Question: “Steroid” or “Gel” injection for my arthritic knee joint?
Many of our patients receive corticosteroid or steroid injections as part of their treatment plan for knee arthritis. Another common name that is frequently used is “a Cortisone injection”. Along with the administration of the steroid medicine, it was mixed with an anesthetic or numbing medicine which may give temporary relief for 1-4 hours. When the anesthetic wears off, it may take between 2-10 days for the steroid to become fully effective in relieving inflammatory pain. If you are diabetic and you check your blood sugar levels, be aware that the steroid injection may temporarily elevate levels for 1-5 days. If they remain elevated, please contact your Primary Care Physician. The duration of pain relief following steroid injections varies greatly between patients.
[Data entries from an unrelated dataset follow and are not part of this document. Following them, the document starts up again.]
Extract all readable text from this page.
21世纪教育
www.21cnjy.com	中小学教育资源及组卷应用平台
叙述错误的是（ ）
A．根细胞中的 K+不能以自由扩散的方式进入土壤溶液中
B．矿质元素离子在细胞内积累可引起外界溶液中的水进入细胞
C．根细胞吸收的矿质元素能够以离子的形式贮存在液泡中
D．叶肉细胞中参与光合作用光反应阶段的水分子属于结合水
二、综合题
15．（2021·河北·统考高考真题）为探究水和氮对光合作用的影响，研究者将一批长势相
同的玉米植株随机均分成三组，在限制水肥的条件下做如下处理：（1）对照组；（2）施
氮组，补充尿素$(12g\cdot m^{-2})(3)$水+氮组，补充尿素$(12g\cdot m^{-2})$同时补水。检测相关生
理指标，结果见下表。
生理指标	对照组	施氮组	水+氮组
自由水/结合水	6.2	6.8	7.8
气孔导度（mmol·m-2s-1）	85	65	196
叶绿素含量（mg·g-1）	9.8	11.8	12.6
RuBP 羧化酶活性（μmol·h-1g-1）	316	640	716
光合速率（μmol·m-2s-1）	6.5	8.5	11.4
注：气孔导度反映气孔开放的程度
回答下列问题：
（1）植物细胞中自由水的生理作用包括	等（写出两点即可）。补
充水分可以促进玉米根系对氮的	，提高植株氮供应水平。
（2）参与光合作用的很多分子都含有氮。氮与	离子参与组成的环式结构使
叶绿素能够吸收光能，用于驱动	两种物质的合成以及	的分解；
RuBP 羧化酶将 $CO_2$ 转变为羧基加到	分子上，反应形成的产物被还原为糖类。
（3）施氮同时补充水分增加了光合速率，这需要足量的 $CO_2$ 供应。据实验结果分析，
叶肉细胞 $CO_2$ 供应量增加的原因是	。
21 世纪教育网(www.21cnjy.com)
Another type of injection that patients may receive is a viscosupplementation injection (or gel injection) comprised of hyaluronic acid. The brand name for this injection is Synvisc-One. You should be able to resume your normal day to day activities following this type of injection. Gel injections are given on a patient to patient basis and will be discussed with your provider. Everyone responds differently to this injection; most patients begin to feel relief 3-4 weeks after the injection is administered, but can take up to 6 weeks. Duration of relief is also variable, but the injection is considered successful if it lasts for at least 6 months.